Cinema’s uninterrupted set running time also distinguishes it from the serial novels of a century past. It has a chronological continuity which novels only gained with the emergence of Modernism. Nineteenth-century novels like Bleak House span over years, even decades. Mrs Dalloway takes inspiration from cinema’s temporal parity and situates her narrative in a continuous present, over the course of a single day, a ground-breaking decision at the time. The persistent chimes of Big Ben throughout the novel highlight the difference between what Henri Bergson termed ‘historical time’ and ‘psychological time’: the former never stops whereas the latter is flexible.
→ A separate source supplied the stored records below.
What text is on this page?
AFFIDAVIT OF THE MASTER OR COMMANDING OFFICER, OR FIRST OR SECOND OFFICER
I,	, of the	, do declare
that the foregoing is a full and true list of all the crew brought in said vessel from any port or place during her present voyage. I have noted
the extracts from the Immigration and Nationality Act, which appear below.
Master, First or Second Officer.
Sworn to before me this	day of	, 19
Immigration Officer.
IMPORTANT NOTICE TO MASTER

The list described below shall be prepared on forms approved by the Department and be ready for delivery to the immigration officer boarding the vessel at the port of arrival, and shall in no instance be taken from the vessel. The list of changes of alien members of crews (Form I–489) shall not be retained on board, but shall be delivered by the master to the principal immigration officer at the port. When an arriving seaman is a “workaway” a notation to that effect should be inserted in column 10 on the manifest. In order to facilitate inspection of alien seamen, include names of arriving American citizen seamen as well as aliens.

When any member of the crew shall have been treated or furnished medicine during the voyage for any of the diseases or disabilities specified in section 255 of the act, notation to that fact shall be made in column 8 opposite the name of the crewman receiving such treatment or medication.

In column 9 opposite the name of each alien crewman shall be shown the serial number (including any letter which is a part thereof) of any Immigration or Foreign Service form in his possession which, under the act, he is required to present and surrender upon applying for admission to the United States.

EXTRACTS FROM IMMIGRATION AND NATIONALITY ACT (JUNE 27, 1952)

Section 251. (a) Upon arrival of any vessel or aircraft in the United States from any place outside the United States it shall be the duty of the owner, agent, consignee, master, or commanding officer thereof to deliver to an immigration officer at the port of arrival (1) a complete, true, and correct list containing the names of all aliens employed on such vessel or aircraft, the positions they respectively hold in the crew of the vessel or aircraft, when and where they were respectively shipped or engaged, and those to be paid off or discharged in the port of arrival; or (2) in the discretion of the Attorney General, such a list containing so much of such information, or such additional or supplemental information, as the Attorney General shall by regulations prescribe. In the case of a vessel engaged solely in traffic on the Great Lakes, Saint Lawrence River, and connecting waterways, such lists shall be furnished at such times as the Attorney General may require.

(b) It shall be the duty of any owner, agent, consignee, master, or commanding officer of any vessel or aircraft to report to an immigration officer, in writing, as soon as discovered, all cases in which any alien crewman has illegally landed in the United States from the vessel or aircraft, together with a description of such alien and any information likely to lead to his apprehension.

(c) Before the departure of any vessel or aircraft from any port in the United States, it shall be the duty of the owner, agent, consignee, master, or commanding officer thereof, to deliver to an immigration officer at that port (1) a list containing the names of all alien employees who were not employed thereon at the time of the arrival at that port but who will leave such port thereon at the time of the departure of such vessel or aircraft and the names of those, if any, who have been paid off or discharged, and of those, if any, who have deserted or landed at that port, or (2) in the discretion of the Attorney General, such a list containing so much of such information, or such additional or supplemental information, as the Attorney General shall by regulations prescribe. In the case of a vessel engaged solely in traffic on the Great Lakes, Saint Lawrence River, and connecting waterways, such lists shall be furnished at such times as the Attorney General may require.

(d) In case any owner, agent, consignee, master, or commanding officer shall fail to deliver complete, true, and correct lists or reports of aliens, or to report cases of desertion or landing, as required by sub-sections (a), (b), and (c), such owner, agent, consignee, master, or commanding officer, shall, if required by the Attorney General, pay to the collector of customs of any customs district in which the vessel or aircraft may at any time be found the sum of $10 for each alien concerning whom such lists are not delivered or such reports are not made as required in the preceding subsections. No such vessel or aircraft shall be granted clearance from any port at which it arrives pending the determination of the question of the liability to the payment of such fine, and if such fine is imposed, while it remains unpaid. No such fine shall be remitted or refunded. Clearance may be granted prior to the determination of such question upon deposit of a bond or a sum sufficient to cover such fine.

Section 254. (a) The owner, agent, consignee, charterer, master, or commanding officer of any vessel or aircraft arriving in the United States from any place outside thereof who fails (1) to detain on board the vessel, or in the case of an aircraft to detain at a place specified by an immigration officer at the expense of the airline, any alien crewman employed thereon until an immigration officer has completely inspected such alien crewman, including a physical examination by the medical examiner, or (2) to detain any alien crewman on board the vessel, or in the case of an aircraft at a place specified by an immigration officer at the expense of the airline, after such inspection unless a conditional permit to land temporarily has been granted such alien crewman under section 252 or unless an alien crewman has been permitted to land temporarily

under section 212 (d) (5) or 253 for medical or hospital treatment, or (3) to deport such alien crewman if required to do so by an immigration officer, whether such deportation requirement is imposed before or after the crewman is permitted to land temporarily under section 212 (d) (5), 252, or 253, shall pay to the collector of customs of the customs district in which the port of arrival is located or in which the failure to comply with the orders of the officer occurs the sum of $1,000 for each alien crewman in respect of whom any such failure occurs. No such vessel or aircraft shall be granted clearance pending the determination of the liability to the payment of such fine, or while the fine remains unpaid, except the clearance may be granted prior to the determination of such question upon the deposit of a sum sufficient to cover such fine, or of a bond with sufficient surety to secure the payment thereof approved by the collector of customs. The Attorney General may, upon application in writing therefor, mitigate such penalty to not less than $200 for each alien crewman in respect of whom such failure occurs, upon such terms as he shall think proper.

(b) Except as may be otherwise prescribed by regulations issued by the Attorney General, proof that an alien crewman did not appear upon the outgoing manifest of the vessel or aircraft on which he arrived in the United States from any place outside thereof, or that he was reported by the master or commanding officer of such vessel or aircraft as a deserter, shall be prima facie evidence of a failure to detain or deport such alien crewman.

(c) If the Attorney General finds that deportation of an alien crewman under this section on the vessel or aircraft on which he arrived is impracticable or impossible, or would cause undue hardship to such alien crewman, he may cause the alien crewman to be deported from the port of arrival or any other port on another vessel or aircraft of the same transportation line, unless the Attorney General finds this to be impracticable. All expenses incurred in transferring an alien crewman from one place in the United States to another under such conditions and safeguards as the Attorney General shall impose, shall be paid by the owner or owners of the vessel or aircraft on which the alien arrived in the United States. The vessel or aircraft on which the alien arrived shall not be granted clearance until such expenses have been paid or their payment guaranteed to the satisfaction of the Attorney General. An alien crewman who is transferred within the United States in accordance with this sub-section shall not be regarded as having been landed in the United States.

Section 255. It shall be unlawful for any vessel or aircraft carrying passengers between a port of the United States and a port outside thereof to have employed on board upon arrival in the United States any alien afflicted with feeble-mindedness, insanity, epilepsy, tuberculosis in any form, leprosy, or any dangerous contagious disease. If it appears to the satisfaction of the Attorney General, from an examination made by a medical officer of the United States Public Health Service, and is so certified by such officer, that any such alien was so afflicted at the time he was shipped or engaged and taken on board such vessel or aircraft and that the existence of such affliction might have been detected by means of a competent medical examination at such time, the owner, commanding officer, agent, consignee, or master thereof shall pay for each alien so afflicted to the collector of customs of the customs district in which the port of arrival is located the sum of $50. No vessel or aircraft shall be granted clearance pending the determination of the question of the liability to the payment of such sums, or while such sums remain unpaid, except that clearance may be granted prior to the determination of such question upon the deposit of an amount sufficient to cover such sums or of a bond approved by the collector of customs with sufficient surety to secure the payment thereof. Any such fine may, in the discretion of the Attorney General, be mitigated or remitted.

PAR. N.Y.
This combination of relentless continuity and yet seemingly endless imaginative time is intensely cinematic. It’s the reason that the cinema can be such a heady experience, leaving you bewildered by the real world after a mere hour and a half absence.

Mrs Dalloway doesn’t actually mention the cinema all that much. The only time the “pictures” are brought up in the book is when “the young people” talk about their plans for the evening. We see, then, the cinema being linked with youth, newness, and innovation: everything Woolf was trying to achieve with her (pardon the pun) novel writing style. She took inspiration from a new art form and used it to revolutionise an old one. It is this kind of dialogue between the arts that should encourage anyone who fears that the book will be overtaken by film, television, gaming, and the new virtual reality headsets.